O mercado brasileiro – quiçá global – é uma dessas esdrúxulas florestas de anomalias.

O cliente faz a colheita nessa selva artificial. Aqui ele prefere o planejamento, ali a criação, acolá a mídia, e outras bizarrices circunstanciais. E come maçãs belas mas ocas, feias mas rechonchudas, saborosas mas feias e ocas.

E mesmo assim, competimos. E por isso ouvimos que o cliente gostou do planejamento mas não comprou a criação. Adorou a criação mas roncou no planejamento. Curtiu o planejamento e a criação mas a mídia era banal. Ou aquele que detestou tudo mas contratou por causa da estratégia de mídias sociais. Ou ainda aquele que tudo amou mas refutou porque não curtiu o wobler de gôndola.

Parabéns, vamos nos dar os parabéns

Parabéns, você conseguiu entregar os briefings no prazo. Parabéns. Parabéns, as reuniões foram bem sucedidas. Parabéns, deu para testar tudo a tempo de entrar no planejamento do ano. Parabéns que deu para preencher todos os itens da última previsão. Parabéns que tinha o que dizer para cada uma dos objetivos. Parabéns que deu para apresentar tudo para seu chefe, os chefes do seu chefe, os chefes dos seus chefes e ainda os chefes deles, por call. Parabéns que você foi bem na reunião de review na matriz. Parabéns que deu para motivar e engajar os revendedores, os funcionários, que eles riram e aplaudiram. Parabéns que a grana deu e ainda parabéns porque você conseguiu economizar sem parecer pobre ou pão duro.

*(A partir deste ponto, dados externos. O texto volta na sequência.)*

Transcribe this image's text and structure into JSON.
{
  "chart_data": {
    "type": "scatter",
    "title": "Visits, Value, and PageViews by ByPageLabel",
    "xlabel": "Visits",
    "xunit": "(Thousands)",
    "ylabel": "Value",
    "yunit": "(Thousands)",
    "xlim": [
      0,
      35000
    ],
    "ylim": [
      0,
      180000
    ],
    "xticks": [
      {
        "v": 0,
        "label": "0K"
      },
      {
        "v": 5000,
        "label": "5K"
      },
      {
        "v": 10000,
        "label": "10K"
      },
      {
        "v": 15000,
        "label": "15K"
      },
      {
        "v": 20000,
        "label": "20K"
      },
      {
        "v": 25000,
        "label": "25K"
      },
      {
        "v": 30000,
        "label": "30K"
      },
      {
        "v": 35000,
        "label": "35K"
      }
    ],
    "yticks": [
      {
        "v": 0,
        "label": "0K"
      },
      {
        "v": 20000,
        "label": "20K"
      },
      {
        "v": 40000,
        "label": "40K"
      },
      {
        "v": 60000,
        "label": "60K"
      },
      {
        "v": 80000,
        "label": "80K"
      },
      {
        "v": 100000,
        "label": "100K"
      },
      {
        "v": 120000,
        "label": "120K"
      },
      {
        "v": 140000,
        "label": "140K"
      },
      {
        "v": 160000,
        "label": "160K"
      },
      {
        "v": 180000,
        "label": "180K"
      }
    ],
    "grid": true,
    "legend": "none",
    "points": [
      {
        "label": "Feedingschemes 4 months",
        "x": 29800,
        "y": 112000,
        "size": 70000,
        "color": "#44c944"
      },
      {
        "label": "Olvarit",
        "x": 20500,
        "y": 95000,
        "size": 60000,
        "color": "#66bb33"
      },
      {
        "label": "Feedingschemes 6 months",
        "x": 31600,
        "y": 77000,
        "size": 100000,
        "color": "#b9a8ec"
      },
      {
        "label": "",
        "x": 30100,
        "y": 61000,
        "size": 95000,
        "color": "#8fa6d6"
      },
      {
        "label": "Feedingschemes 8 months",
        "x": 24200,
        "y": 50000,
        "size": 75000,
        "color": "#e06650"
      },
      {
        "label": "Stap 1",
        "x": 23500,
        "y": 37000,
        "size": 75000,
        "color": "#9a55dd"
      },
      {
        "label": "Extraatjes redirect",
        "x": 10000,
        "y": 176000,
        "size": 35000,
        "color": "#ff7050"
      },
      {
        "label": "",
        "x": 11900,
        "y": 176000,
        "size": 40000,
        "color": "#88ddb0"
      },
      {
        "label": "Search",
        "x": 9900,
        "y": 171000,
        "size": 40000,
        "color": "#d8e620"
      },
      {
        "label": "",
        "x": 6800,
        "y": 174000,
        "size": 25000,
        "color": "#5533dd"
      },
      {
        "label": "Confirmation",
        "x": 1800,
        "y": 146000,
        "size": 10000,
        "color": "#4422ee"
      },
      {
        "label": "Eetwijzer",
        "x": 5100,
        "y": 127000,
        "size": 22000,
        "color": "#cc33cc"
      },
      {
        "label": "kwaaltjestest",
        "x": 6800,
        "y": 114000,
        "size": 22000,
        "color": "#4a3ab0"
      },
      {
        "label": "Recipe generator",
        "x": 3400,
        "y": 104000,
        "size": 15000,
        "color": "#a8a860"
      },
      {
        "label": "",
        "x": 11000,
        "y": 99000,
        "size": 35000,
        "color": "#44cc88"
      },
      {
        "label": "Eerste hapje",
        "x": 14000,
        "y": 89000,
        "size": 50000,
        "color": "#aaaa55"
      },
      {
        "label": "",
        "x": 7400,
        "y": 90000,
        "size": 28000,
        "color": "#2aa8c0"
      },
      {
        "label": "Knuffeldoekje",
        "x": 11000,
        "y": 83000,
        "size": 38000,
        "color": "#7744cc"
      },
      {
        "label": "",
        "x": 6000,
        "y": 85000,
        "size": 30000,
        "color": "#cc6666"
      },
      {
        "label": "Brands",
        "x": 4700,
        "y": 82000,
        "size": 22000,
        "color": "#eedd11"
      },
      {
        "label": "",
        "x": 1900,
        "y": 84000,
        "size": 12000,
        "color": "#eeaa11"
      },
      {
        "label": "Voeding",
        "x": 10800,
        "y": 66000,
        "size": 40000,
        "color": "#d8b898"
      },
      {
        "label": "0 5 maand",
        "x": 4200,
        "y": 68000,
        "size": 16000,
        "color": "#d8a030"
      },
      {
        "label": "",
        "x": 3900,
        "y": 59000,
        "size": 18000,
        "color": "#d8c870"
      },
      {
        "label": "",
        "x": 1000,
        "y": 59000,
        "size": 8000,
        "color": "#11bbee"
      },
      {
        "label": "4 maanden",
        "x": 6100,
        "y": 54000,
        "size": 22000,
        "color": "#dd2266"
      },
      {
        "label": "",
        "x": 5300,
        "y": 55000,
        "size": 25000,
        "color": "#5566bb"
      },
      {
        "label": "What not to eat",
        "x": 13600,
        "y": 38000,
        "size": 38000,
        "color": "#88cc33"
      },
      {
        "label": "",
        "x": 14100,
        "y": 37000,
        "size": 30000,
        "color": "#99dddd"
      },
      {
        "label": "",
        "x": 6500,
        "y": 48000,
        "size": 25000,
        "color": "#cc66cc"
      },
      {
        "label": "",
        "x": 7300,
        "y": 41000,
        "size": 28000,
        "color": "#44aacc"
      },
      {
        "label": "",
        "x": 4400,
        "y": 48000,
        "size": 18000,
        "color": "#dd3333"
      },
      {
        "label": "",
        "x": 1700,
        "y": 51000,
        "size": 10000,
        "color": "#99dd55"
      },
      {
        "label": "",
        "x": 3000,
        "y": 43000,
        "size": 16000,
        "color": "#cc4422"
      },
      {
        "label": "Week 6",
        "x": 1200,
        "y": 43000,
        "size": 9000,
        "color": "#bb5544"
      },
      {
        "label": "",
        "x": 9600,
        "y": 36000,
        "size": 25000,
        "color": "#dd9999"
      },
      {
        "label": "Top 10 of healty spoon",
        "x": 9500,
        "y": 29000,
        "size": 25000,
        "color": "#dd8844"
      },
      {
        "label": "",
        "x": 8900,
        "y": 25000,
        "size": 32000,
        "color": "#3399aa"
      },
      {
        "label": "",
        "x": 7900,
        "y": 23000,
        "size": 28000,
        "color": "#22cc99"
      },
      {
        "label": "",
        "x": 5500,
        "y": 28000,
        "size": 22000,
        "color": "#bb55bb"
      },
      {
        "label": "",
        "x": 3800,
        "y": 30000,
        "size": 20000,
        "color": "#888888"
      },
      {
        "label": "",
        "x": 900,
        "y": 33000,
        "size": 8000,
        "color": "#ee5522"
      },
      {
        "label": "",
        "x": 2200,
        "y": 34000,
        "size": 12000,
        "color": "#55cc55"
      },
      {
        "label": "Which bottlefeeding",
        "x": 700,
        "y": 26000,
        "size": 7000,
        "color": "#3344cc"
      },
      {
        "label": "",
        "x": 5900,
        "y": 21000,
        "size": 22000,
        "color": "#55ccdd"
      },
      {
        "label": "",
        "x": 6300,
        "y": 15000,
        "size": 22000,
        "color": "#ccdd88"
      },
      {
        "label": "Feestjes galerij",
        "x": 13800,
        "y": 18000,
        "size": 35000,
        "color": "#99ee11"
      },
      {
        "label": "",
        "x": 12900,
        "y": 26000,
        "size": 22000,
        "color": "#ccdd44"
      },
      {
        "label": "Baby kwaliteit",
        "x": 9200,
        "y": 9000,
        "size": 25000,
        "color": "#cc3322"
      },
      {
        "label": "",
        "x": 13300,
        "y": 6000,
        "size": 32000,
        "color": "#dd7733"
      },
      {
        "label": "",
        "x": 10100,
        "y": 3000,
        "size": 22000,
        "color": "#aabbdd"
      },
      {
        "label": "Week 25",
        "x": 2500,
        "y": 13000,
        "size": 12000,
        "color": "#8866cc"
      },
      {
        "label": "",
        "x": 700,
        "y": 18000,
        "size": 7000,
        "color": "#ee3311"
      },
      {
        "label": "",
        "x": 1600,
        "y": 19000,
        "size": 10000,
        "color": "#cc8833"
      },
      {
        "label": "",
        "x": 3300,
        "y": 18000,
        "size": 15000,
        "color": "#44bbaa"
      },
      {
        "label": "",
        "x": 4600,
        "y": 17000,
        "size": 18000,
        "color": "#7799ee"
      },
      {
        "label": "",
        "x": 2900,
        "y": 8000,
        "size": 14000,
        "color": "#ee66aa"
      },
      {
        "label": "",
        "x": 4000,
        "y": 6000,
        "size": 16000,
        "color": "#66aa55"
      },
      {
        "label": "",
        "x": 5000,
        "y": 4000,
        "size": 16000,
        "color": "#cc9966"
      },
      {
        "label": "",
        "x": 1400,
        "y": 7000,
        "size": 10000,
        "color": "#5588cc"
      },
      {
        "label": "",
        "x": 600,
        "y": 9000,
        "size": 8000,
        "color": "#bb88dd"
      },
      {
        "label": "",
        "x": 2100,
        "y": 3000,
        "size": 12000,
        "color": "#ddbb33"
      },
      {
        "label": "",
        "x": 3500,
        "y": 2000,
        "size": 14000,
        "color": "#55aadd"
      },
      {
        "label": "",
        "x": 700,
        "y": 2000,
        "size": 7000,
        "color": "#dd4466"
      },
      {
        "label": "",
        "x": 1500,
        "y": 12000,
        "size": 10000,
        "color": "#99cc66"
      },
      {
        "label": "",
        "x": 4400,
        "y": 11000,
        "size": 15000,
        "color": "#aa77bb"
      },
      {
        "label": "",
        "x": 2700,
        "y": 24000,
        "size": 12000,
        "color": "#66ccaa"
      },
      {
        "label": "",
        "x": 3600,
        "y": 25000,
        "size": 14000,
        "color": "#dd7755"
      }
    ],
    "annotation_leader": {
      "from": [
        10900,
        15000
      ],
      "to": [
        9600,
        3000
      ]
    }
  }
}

Parabéns que você sempre fez cara de exigente, de inteligente e muito parabéns porque todo mundo acreditou que você é um grande parceiro, amigo compreensivo e profissional acima de tudo. Parabéns porque ninguém percebeu que você arranjou alguns números, parabéns porque você atendeu as metas, fez a pesquisa que precisava, enfatizou o slide que as comprovava e passou batido naquele que as contradizia.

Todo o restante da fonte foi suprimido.